Direct oral anticoagulants and warfarin

Warfarin is metabolized by CYP2C9. St John's wort reduces warfarin AUC and lowers INR, increasing thrombotic risk. The direct oral anticoagulants (apixaban, rivaroxaban, edoxaban) are CYP3A4 and P-glycoprotein substrates and are similarly reduced — case reports describe stroke and venous thromboembolism in patients who began St John's wort while on DOAC therapy [5].

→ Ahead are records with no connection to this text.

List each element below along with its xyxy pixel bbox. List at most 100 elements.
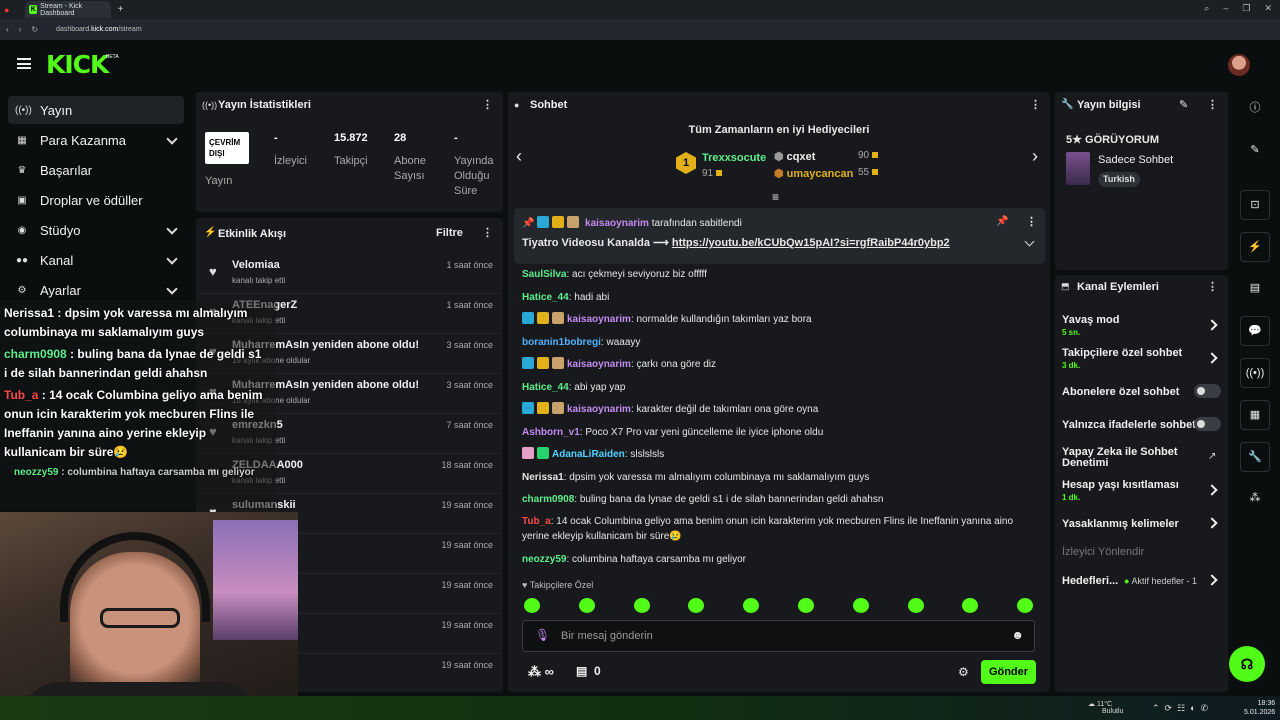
wrench-icon[interactable]: 🔧: [1240, 442, 1270, 472]
category-name[interactable]: Sadece Sohbet: [1098, 154, 1173, 166]
reload-icon[interactable]: ↻: [31, 25, 38, 34]
banned-words-label[interactable]: Yasaklanmış kelimeler: [1062, 518, 1179, 530]
chat-username[interactable]: boranin1bobregi: [522, 337, 601, 348]
focus-icon[interactable]: ⊡: [1240, 190, 1270, 220]
goals-status: ● Aktif hedefler - 1: [1124, 576, 1197, 586]
followers-chat-label[interactable]: Takipçilere özel sohbet: [1062, 347, 1182, 359]
chat-username[interactable]: Ashborn_v1: [522, 427, 580, 438]
emote-icon[interactable]: [524, 598, 540, 613]
browser-menu-icon[interactable]: ●: [4, 5, 9, 15]
chat-settings-icon[interactable]: ⚙: [958, 665, 969, 679]
weather-widget[interactable]: ☁ 11°C Bulutlu: [1088, 700, 1123, 715]
chat-input[interactable]: 🎙 Bir mesaj gönderin ☻: [522, 620, 1035, 652]
chat-username[interactable]: Hatice_44: [522, 292, 569, 303]
pinned-link[interactable]: https://youtu.be/kCUbQw15pAI?si=rgfRaibP…: [672, 237, 950, 249]
chat-username[interactable]: Nerissa1: [522, 472, 564, 483]
gift-counter[interactable]: ▤ 0: [576, 664, 601, 678]
info-icon[interactable]: ⓘ: [1240, 94, 1270, 124]
more-options-icon[interactable]: ⋮: [1030, 98, 1041, 111]
chat-username[interactable]: kaisaoynarim: [567, 359, 631, 370]
more-options-icon[interactable]: ⋮: [482, 98, 493, 111]
emote-icon[interactable]: [907, 598, 924, 613]
hamburger-menu-icon[interactable]: [17, 58, 31, 69]
vip-badge-icon: [552, 216, 565, 228]
age-restriction-label[interactable]: Hesap yaşı kısıtlaması: [1062, 479, 1179, 491]
emote-icon[interactable]: [578, 598, 595, 613]
unpin-icon[interactable]: 📌: [996, 216, 1008, 227]
back-icon[interactable]: ‹: [6, 25, 9, 34]
event-time: 18 saat önce: [441, 460, 493, 470]
collapse-icon[interactable]: ≡: [772, 190, 779, 204]
emote-icon[interactable]: [852, 598, 869, 613]
forward-icon[interactable]: ›: [19, 25, 22, 34]
chat-username[interactable]: neozzy59: [522, 554, 566, 565]
chat-icon[interactable]: 💬: [1240, 316, 1270, 346]
sidebar-item-yayin[interactable]: ((•)) Yayın: [8, 96, 184, 124]
chat-username[interactable]: AdanaLiRaiden: [552, 449, 625, 460]
sidebar-item-droplar[interactable]: ▣ Droplar ve ödüller: [8, 186, 184, 214]
sidebar-item-studyo[interactable]: ◉ Stüdyo: [8, 216, 184, 244]
goals-label[interactable]: Hedefleri...: [1062, 575, 1118, 587]
chat-username[interactable]: kaisaoynarim: [567, 404, 631, 415]
clock[interactable]: 18:36 5.01.2026: [1244, 699, 1275, 717]
more-options-icon[interactable]: ⋮: [1207, 98, 1218, 111]
chat-text: çarkı ona göre diz: [636, 359, 717, 370]
stat-uptime: - Yayında Olduğu Süre: [454, 132, 500, 199]
url-field[interactable]: dashboard.kick.com/stream: [56, 26, 142, 33]
top-gifter-name[interactable]: Trexxsocute: [702, 152, 766, 164]
pencil-icon[interactable]: ✎: [1240, 136, 1270, 166]
followers-only-label: ♥ Takipçilere Özel: [522, 580, 594, 590]
microphone-icon[interactable]: 🎙: [535, 628, 550, 642]
send-button[interactable]: Gönder: [981, 660, 1036, 684]
emote-chat-label: Yalnızca ifadelerle sohbet: [1062, 419, 1196, 431]
emote-icon[interactable]: [798, 598, 814, 613]
document-icon[interactable]: ▤: [1240, 274, 1270, 304]
chat-message: kaisaoynarim: çarkı ona göre diz: [522, 357, 1032, 372]
edit-icon[interactable]: ✎: [1179, 98, 1188, 111]
chat-username[interactable]: SaulSilva: [522, 269, 566, 280]
maximize-icon[interactable]: ❐: [1242, 3, 1250, 14]
chevron-left-icon[interactable]: ‹: [516, 146, 522, 167]
chevron-down-icon[interactable]: [1024, 236, 1035, 247]
more-options-icon[interactable]: ⋮: [1026, 215, 1037, 228]
sidebar-item-para-kazanma[interactable]: ▦ Para Kazanma: [8, 126, 184, 154]
more-options-icon[interactable]: ⋮: [482, 226, 493, 239]
emoji-icon[interactable]: ☻: [1011, 628, 1024, 642]
lightning-icon[interactable]: ⚡: [1240, 232, 1270, 262]
emote-icon[interactable]: [633, 598, 650, 613]
broadcast-icon[interactable]: ((•)): [1240, 358, 1270, 388]
new-tab-icon[interactable]: +: [117, 4, 123, 15]
external-link-icon[interactable]: ↗: [1208, 451, 1216, 462]
minimize-icon[interactable]: –: [1223, 3, 1228, 14]
kick-logo[interactable]: KICK: [46, 50, 109, 79]
chat-username[interactable]: kaisaoynarim: [567, 314, 631, 325]
sidebar-item-kanal[interactable]: ●● Kanal: [8, 246, 184, 274]
support-chat-button[interactable]: ☊: [1229, 646, 1265, 682]
chat-message: neozzy59: columbina haftaya carsamba mı …: [522, 554, 747, 565]
sidebar-item-basarilar[interactable]: ♛ Başarılar: [8, 156, 184, 184]
user-avatar[interactable]: [1228, 54, 1250, 76]
layout-icon[interactable]: ▦: [1240, 400, 1270, 430]
gifter-name[interactable]: ⬢ umaycancan: [774, 167, 853, 180]
stat-status: ÇEVRİM DIŞI Yayın: [205, 132, 249, 189]
slow-mode-label[interactable]: Yavaş mod: [1062, 314, 1119, 326]
ai-moderation-label[interactable]: Yapay Zeka ile Sohbet Denetimi: [1062, 447, 1182, 469]
system-tray-icons[interactable]: ⌃⟳☷◐✆: [1152, 703, 1213, 714]
stat-label: Takipçi: [334, 155, 368, 167]
chevron-right-icon[interactable]: ›: [1032, 146, 1038, 167]
search-tabs-icon[interactable]: ⌕: [1204, 3, 1209, 14]
subs-chat-toggle[interactable]: [1194, 384, 1221, 398]
channel-points[interactable]: ⁂ ∞: [528, 664, 554, 680]
more-options-icon[interactable]: ⋮: [1207, 280, 1218, 293]
event-desc: kanalı takip etti: [232, 276, 286, 285]
filter-button[interactable]: Filtre: [436, 227, 463, 239]
browser-tab[interactable]: K Stream - Kick Dashboard: [25, 1, 112, 18]
chat-username[interactable]: Hatice_44: [522, 382, 569, 393]
chat-username[interactable]: charm0908: [522, 494, 574, 505]
activity-event[interactable]: ♥ Velomiaa kanalı takip etti 1 saat önce: [201, 254, 501, 294]
users-icon[interactable]: ⁂: [1240, 484, 1270, 514]
emote-chat-toggle[interactable]: [1194, 417, 1221, 431]
gifter-name[interactable]: ⬢ cqxet: [774, 150, 815, 163]
close-icon[interactable]: ✕: [1264, 3, 1272, 14]
chat-username[interactable]: Tub_a: [522, 516, 551, 527]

SSRIs and serotonin syndrome

The opposite-direction risk also exists. St John's wort has serotonergic activity in vitro and case reports describe serotonin syndrome when it is combined with SSRIs, SNRIs, MAOIs, tramadol, or triptans. The mechanism is pharmacodynamic rather than pharmacokinetic. Symptoms include agitation, tachycardia, hyperthermia, and clonus. Serotonin syndrome is rare but potentially fatal [6].

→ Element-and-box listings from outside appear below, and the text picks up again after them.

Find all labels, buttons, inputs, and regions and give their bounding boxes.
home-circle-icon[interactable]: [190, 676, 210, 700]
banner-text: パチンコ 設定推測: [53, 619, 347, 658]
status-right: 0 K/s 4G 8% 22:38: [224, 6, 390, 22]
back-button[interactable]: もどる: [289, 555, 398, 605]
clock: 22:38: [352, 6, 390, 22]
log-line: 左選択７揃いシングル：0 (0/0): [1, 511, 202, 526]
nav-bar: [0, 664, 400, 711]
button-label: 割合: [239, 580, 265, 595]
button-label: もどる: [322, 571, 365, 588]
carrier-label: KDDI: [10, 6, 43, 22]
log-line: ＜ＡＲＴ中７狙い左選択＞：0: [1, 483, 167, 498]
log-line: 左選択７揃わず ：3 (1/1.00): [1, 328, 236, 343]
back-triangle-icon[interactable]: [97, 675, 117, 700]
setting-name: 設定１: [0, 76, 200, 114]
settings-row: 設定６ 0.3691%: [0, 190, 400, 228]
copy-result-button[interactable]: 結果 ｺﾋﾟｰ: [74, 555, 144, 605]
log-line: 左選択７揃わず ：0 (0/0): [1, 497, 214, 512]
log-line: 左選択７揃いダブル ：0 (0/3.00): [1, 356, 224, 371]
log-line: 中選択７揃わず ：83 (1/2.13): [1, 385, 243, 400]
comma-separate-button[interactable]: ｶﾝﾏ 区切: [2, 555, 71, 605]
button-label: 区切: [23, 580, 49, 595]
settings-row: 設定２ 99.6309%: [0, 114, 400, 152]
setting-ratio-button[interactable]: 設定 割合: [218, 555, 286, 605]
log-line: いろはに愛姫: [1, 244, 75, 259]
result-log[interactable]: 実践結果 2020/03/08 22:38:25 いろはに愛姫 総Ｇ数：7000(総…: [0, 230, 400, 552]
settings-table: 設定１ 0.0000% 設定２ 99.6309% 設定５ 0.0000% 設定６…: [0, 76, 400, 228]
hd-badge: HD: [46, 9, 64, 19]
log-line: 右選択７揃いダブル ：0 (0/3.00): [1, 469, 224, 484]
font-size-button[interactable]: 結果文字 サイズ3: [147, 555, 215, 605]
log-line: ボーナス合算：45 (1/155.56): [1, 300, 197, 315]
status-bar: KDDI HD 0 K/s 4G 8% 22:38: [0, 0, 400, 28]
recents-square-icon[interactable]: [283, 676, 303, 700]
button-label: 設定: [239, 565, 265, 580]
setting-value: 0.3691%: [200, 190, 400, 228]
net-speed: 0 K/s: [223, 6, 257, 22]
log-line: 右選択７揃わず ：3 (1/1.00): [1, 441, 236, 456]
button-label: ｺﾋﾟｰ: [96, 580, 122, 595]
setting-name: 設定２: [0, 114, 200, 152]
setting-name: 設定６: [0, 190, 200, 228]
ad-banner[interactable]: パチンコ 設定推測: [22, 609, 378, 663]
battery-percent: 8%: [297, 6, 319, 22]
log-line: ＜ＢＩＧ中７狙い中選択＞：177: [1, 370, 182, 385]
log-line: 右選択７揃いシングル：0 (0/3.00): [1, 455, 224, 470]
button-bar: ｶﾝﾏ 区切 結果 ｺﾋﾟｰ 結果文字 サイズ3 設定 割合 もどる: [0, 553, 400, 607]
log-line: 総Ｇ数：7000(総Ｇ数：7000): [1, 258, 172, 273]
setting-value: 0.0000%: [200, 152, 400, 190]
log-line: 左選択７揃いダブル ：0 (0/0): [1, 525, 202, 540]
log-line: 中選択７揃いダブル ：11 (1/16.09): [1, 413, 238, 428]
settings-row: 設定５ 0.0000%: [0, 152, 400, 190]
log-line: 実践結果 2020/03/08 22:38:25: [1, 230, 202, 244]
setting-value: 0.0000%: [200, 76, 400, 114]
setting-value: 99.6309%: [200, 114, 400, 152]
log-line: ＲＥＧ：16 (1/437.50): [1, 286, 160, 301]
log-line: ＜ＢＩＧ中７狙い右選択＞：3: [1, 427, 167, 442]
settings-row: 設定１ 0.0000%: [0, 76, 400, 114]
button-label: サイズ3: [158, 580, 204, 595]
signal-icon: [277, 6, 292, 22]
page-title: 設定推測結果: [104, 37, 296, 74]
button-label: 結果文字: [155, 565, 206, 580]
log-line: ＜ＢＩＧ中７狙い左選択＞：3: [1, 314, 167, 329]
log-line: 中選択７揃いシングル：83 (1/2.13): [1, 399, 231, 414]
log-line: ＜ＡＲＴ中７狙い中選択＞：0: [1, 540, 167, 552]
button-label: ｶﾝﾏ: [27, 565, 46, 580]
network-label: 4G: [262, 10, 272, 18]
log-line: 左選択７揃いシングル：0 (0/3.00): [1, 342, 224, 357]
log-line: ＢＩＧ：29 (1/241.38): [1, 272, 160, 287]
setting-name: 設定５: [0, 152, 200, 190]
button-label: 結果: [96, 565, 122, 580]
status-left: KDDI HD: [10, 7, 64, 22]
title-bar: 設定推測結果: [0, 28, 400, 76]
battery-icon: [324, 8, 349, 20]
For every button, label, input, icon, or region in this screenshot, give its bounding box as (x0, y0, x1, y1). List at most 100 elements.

Other clinically important interactions

Reduced plasma levels have been documented for: digoxin, statins (particularly atorvastatin and simvastatin), calcium channel blockers, immunosuppressants beyond cyclosporine, methadone, certain anticonvulsants (carbamazepine paradoxically goes up because of complex enzyme effects), and oncology agents including imatinib and irinotecan. Methotrexate clearance is also affected. The list is long enough that the practical rule for clinicians is to treat St John's wort as interacting with most CYP3A4 substrates until proven otherwise.

What patients and clinicians should do

St John's wort can be a reasonable monotherapy choice for adults with mild depression who are taking no other medications and have no significant medical conditions. It should not be used in patients on antiretrovirals, transplant immunosuppressants, DOACs or warfarin, hormonal contraception, or any CYP3A4-metabolized cardiovascular drug. Patients starting prescription medications should disclose St John's wort use to their pharmacist. Patients stopping it before surgery or starting a new drug should allow 14 days for enzyme induction to wash out before assuming normal clearance has returned.

The bottom line

St John's wort is one of the few herbal antidepressants with positive efficacy data. It is also one of the most consequential herb-drug interaction risks in routine practice. Patients on any chronic prescription medication should not take it without checking interactions explicitly. The fact that it is sold over the counter without prescription oversight makes the risk worse, not better, because patients usually do not think of supplements as drugs.